Now we can substitute our functions and interval into the area formula: \(\int_{-{\sqrt{6}}}^{\sqrt{6}} [(x^2) - (\sqrt{12 - x^2})] dx\) To solve this integral, we can notice that the integrand is an odd function, thus the integral should be equal to 0. However, we can simply take the integral from 0 to \(\sqrt{6}\) and multiply it by 2. We have: \[ 2\int_{0}^{\sqrt{6}} [(x^2) - (\sqrt{12 - x^2})] dx \] We will now solve the integral using the substitution method. Let \(u = 12 - x^2\), so \(du = -2x dx\): \[ -2\int [6 - (\sqrt{u})] du \] Now we can solve the integral: \(-2 [6u - \frac{2}{3}u^{\frac{3}{2}}]_{0}^{6}\) Evaluate the integral at the bounds: \(-2 [6(6) - \frac{2}{3}(6)^{\frac{3}{2}}] + 1 [6(0) - \frac{2}{3}(0)^{\frac{3}{2}}]\) Calculate the result: \(-2 [36 - 4\sqrt{6^3}] = -2 [36 - 48]\) \(-72 + 96 = 24\) The area of the region bounded by the circle and the parabola is 24 Sq. unit, which is not among the given choices. Thus, there may be an error in the problem or the choices provided.

Key concepts

Circle Equation

The equation of a circle in the standard form is given as: \( x^2 + y^2 = r^2 \). Here, \( r \) is the radius of the circle. This is a simple representation where every point \((x, y)\) on the circle maintains the distance \( r \) from the center, which is located at the origin (0,0) if no shifts are applied.

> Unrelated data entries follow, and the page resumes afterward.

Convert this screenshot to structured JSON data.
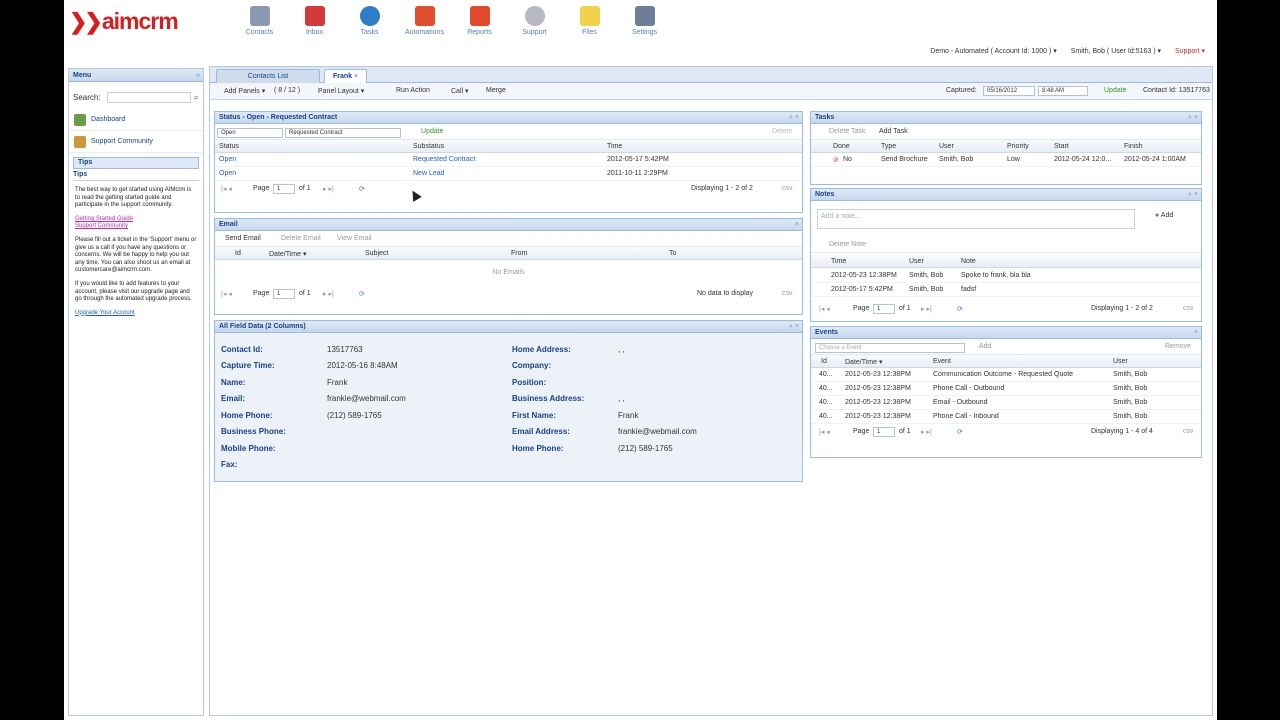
{
  "logo": {
    "mark": "❯❯",
    "text": "aimcrm"
  },
  "topnav": [
    {
      "label": "Contacts",
      "color": "#8a99b0"
    },
    {
      "label": "Inbox",
      "color": "#d33b3b"
    },
    {
      "label": "Tasks",
      "color": "#2f7cc8"
    },
    {
      "label": "Automations",
      "color": "#e0502f"
    },
    {
      "label": "Reports",
      "color": "#e04a2a"
    },
    {
      "label": "Support",
      "color": "#b8b8c4"
    },
    {
      "label": "Files",
      "color": "#f2d24a"
    },
    {
      "label": "Settings",
      "color": "#6c7f96"
    }
  ],
  "userbar": {
    "account": "Demo - Automated ( Account Id: 1000 ) ▾",
    "user": "Smith, Bob ( User Id:5163 ) ▾",
    "support": "Support ▾"
  },
  "menu": {
    "title": "Menu",
    "search_label": "Search:",
    "items": [
      "Dashboard",
      "Support Community"
    ],
    "tips_tab": "Tips",
    "tips_heading": "Tips",
    "tips_p1": "The best way to get started using AIMcrm is to read the getting started guide and participate in the support community.",
    "link1": "Getting Started Guide",
    "link2": "Support Community",
    "tips_p2": "Please fill out a ticket in the 'Support' menu or give us a call if you have any questions or concerns. We will be happy to help you out any time. You can also shoot us an email at customercare@aimcrm.com.",
    "tips_p3": "If you would like to add features to your account, please visit our upgrade page and go through the automated upgrade process.",
    "link3": "Upgrade Your Account"
  },
  "tabs": [
    "Contacts List",
    "Frank"
  ],
  "toolbar": {
    "add_panels": "Add Panels ▾",
    "panel_count": "( 8 / 12 )",
    "panel_layout": "Panel Layout ▾",
    "run_action": "Run Action",
    "call": "Call ▾",
    "merge": "Merge",
    "captured_label": "Captured:",
    "captured_date": "05/16/2012",
    "captured_time": "8:48 AM",
    "update": "Update",
    "contact_id": "Contact Id: 13517763"
  },
  "status_panel": {
    "title": "Status - Open - Requested Contract",
    "status_select": "Open",
    "substatus_select": "Requested Contract",
    "update": "Update",
    "delete": "Delete",
    "cols": [
      "Status",
      "Substatus",
      "Time"
    ],
    "rows": [
      {
        "status": "Open",
        "substatus": "Requested Contract",
        "time": "2012-05-17 5:42PM"
      },
      {
        "status": "Open",
        "substatus": "New Lead",
        "time": "2011-10-11 2:29PM"
      }
    ],
    "page_label": "Page",
    "page_num": "1",
    "page_of": "of 1",
    "displaying": "Displaying 1 - 2 of 2",
    "csv": "csv"
  },
  "email_panel": {
    "title": "Email",
    "send": "Send Email",
    "delete": "Delete Email",
    "view": "View Email",
    "cols": [
      "Id",
      "Date/Time ▾",
      "Subject",
      "From",
      "To"
    ],
    "empty": "No Emails",
    "page_label": "Page",
    "page_num": "1",
    "page_of": "of 1",
    "displaying": "No data to display",
    "csv": "csv"
  },
  "fields_panel": {
    "title": "All Field Data (2 Columns)",
    "left": [
      {
        "label": "Contact Id:",
        "value": "13517763"
      },
      {
        "label": "Capture Time:",
        "value": "2012-05-16 8:48AM"
      },
      {
        "label": "Name:",
        "value": "Frank"
      },
      {
        "label": "Email:",
        "value": "frankie@webmail.com"
      },
      {
        "label": "Home Phone:",
        "value": "(212) 589-1765"
      },
      {
        "label": "Business Phone:",
        "value": ""
      },
      {
        "label": "Mobile Phone:",
        "value": ""
      },
      {
        "label": "Fax:",
        "value": ""
      }
    ],
    "right": [
      {
        "label": "Home Address:",
        "value": ", ,"
      },
      {
        "label": "Company:",
        "value": ""
      },
      {
        "label": "Position:",
        "value": ""
      },
      {
        "label": "Business Address:",
        "value": ", ,"
      },
      {
        "label": "First Name:",
        "value": "Frank"
      },
      {
        "label": "Email Address:",
        "value": "frankie@webmail.com"
      },
      {
        "label": "Home Phone:",
        "value": "(212) 589-1765"
      }
    ]
  },
  "tasks_panel": {
    "title": "Tasks",
    "delete": "Delete Task",
    "add": "Add Task",
    "cols": [
      "Done",
      "Type",
      "User",
      "Priority",
      "Start",
      "Finish"
    ],
    "row": {
      "done": "No",
      "type": "Send Brochure",
      "user": "Smith, Bob",
      "priority": "Low",
      "start": "2012-05-24 12:0...",
      "finish": "2012-05-24 1:00AM"
    }
  },
  "notes_panel": {
    "title": "Notes",
    "placeholder": "Add a note...",
    "add": "Add",
    "delete": "Delete Note",
    "cols": [
      "Time",
      "User",
      "Note"
    ],
    "rows": [
      {
        "time": "2012-05-23 12:38PM",
        "user": "Smith, Bob",
        "note": "Spoke to frank, bla bla"
      },
      {
        "time": "2012-05-17 5:42PM",
        "user": "Smith, Bob",
        "note": "fadsf"
      }
    ],
    "page_label": "Page",
    "page_num": "1",
    "page_of": "of 1",
    "displaying": "Displaying 1 - 2 of 2",
    "csv": "csv"
  },
  "events_panel": {
    "title": "Events",
    "choose": "Choose a Event",
    "add": "Add",
    "remove": "Remove",
    "cols": [
      "Id",
      "Date/Time ▾",
      "Event",
      "User"
    ],
    "rows": [
      {
        "id": "40...",
        "time": "2012-05-23 12:38PM",
        "event": "Communication Outcome - Requested Quote",
        "user": "Smith, Bob"
      },
      {
        "id": "40...",
        "time": "2012-05-23 12:38PM",
        "event": "Phone Call - Outbound",
        "user": "Smith, Bob"
      },
      {
        "id": "40...",
        "time": "2012-05-23 12:38PM",
        "event": "Email - Outbound",
        "user": "Smith, Bob"
      },
      {
        "id": "40...",
        "time": "2012-05-23 12:38PM",
        "event": "Phone Call - Inbound",
        "user": "Smith, Bob"
      }
    ],
    "page_label": "Page",
    "page_num": "1",
    "page_of": "of 1",
    "displaying": "Displaying 1 - 4 of 4",
    "csv": "csv"
  }
}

In this problem, the circle equation \( x^2 + y^2 = 12 \) indicates that the circle has a radius \( r \) such that \( r^2 = 12 \), or \( r = \sqrt{12} = 2\sqrt{3} \). Understanding how changes to the equation affect the circle, such as transformations which move the circle around the plane, is key to integral calculus solutions involving circles.

Parabola Equation

Parabolas are defined by their key equation, usually in the format \( y = ax^2 \) or \( x = ay^2 \), depending on their orientation. In this exercise, the given equation \( x^2 = y \) implies a parabola opening upwards.

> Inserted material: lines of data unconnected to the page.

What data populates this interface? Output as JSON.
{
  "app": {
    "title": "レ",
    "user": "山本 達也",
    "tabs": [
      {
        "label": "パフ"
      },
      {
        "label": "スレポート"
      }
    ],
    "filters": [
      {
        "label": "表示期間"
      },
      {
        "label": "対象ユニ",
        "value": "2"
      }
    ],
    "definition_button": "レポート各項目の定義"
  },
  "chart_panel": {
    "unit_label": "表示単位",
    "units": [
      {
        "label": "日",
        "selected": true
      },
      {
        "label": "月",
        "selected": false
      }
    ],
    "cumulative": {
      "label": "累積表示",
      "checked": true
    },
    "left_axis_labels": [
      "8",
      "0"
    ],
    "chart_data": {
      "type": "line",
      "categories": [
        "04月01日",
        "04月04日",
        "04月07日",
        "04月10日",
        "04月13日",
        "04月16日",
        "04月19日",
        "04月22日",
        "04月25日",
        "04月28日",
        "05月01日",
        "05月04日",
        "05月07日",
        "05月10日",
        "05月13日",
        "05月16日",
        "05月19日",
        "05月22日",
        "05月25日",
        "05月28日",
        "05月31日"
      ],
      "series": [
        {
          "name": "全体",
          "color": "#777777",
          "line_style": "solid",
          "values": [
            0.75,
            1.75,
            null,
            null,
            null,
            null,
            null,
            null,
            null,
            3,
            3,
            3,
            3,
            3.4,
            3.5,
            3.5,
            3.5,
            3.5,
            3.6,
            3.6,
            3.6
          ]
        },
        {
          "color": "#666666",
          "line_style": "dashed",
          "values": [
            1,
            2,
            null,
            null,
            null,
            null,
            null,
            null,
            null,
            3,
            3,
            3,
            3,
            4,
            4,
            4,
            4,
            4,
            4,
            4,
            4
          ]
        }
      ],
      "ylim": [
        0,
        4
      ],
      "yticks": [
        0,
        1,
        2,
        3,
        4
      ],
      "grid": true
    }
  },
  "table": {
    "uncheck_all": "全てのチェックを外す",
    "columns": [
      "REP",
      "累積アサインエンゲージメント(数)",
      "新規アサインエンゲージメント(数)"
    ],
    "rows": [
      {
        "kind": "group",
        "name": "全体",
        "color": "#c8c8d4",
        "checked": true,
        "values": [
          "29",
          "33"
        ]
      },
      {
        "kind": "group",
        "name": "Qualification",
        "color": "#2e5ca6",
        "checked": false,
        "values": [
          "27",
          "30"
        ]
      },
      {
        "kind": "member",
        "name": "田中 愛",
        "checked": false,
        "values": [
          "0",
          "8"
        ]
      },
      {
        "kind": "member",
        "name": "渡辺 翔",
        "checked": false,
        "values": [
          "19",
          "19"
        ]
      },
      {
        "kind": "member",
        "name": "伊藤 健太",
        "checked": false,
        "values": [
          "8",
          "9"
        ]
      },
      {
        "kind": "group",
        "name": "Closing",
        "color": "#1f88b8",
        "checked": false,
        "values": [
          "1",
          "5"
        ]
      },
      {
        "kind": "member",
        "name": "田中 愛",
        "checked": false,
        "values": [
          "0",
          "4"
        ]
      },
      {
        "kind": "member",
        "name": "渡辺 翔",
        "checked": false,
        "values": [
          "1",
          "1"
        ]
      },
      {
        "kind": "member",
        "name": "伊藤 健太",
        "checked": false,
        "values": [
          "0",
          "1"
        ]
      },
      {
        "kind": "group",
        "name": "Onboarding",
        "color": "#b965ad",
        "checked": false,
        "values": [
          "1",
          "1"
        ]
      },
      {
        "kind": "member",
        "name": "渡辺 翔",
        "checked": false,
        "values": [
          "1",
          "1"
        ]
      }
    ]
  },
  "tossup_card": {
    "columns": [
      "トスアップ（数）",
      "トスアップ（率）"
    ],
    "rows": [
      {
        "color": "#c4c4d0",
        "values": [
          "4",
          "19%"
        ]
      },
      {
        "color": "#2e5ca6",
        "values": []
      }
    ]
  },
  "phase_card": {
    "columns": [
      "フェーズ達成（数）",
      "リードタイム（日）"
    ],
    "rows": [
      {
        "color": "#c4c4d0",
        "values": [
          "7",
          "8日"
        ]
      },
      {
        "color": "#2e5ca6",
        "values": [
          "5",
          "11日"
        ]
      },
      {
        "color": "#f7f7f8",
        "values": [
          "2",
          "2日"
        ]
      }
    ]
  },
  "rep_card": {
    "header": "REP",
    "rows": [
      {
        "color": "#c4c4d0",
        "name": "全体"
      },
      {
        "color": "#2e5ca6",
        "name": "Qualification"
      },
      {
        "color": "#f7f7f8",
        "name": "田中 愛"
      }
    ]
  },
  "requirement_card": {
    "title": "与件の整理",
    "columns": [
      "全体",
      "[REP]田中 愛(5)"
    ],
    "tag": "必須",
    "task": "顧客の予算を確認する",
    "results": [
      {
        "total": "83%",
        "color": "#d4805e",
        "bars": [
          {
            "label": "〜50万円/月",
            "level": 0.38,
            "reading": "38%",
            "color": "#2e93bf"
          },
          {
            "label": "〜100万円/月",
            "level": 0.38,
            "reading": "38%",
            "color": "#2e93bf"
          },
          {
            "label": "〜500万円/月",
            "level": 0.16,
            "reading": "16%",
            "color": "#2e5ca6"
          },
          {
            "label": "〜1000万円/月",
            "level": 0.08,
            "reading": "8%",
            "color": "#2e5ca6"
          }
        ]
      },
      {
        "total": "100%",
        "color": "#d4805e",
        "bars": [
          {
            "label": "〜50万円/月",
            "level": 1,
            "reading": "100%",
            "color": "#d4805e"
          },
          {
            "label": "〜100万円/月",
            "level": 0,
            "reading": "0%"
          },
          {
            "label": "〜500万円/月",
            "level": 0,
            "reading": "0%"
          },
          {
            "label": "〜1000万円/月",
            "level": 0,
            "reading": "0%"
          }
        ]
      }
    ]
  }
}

The coefficient of \( x^2 \) determines the extent of the parabola's width. If this coefficient changes, the parabola gets wider or narrower. Understanding parabolas in this form involves recognizing key points like

• the vertex,
• the axis of symmetry,
• and how they intersect with other curves.

In our exercise, the parabola intersects at two symmetrical points along the x-axis with the circle, guiding us in setting up our integral for calculating the area between them.

Integral Calculus

Integral calculus is a fundamental concept for finding areas between curves. It involves calculating the definite integral of the difference between two function values over a defined interval.

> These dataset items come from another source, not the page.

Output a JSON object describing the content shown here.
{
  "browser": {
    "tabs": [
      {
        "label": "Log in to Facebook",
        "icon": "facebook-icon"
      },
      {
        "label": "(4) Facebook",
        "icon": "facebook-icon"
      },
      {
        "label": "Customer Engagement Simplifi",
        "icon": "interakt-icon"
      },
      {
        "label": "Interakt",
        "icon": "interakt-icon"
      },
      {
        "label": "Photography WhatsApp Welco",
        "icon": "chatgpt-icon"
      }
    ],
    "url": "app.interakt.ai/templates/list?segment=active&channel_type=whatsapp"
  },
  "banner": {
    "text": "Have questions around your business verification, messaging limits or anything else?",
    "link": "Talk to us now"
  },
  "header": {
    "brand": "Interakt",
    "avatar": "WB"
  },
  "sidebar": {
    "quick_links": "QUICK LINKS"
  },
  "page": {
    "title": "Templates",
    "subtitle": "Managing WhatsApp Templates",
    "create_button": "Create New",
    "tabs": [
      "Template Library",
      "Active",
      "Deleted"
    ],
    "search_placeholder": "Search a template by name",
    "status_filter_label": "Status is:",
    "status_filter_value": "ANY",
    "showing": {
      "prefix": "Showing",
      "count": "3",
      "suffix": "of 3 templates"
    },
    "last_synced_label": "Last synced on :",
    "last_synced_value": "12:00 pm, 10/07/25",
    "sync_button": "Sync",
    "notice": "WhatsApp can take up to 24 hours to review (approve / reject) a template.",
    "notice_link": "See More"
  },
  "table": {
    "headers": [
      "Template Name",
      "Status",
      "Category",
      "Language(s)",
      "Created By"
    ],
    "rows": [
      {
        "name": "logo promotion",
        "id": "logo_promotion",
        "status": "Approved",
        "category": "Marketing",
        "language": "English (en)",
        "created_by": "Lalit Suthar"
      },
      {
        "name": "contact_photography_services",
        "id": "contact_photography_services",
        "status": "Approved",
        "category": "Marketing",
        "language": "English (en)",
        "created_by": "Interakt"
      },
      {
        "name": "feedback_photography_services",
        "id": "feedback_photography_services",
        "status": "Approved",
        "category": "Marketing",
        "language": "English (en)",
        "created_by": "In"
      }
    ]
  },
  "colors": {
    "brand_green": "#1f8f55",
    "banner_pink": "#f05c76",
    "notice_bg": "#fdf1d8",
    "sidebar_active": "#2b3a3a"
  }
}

In this context, the area between the circle and parabolic curves is calculated using the integral:

• \( \int_{a}^{b} (f(x) - g(x)) \, dx \),

where \( f(x) \) and \( g(x) \) are the equations of the curves (parabola and circle, respectively). Calculating this integral helps us determine the region on the graph between these intersecting curves.

The core of the solution lies in substituting correctly derived functions and solving the integral with respect to the intersection limits \( [-\sqrt{6}, \sqrt{6}] \). This shows us the enclosed "excess" area between the curves, showcasing integral calculus's capability to measure complex shapes.

Points of Intersection

The intersection points are critical when studying areas between curves. They represent the boundaries where two equations \( x^2 = y \) (parabola) and \( x^2 + y^2 = 12 \) (circle) meet.

To find these points, we need to solve simultaneous equations to determine \((x,y)\) pairs:

• By substituting and solving: \( x^2 + x^2 = 12 \), we get \( x^2 = 6 \),
• leading to the x-values \( \pm \sqrt{6} \).

Substitute these back into the parabola equation to confirm both yield \( y = 6 \). Thus, the points \( (\sqrt{6}, 6) \) and \( (- \sqrt{6}, 6) \) define our area of interest.

Recognizing these intersections guides us in setting the limits of integration, vital for calculating the area between these complex forms accurately.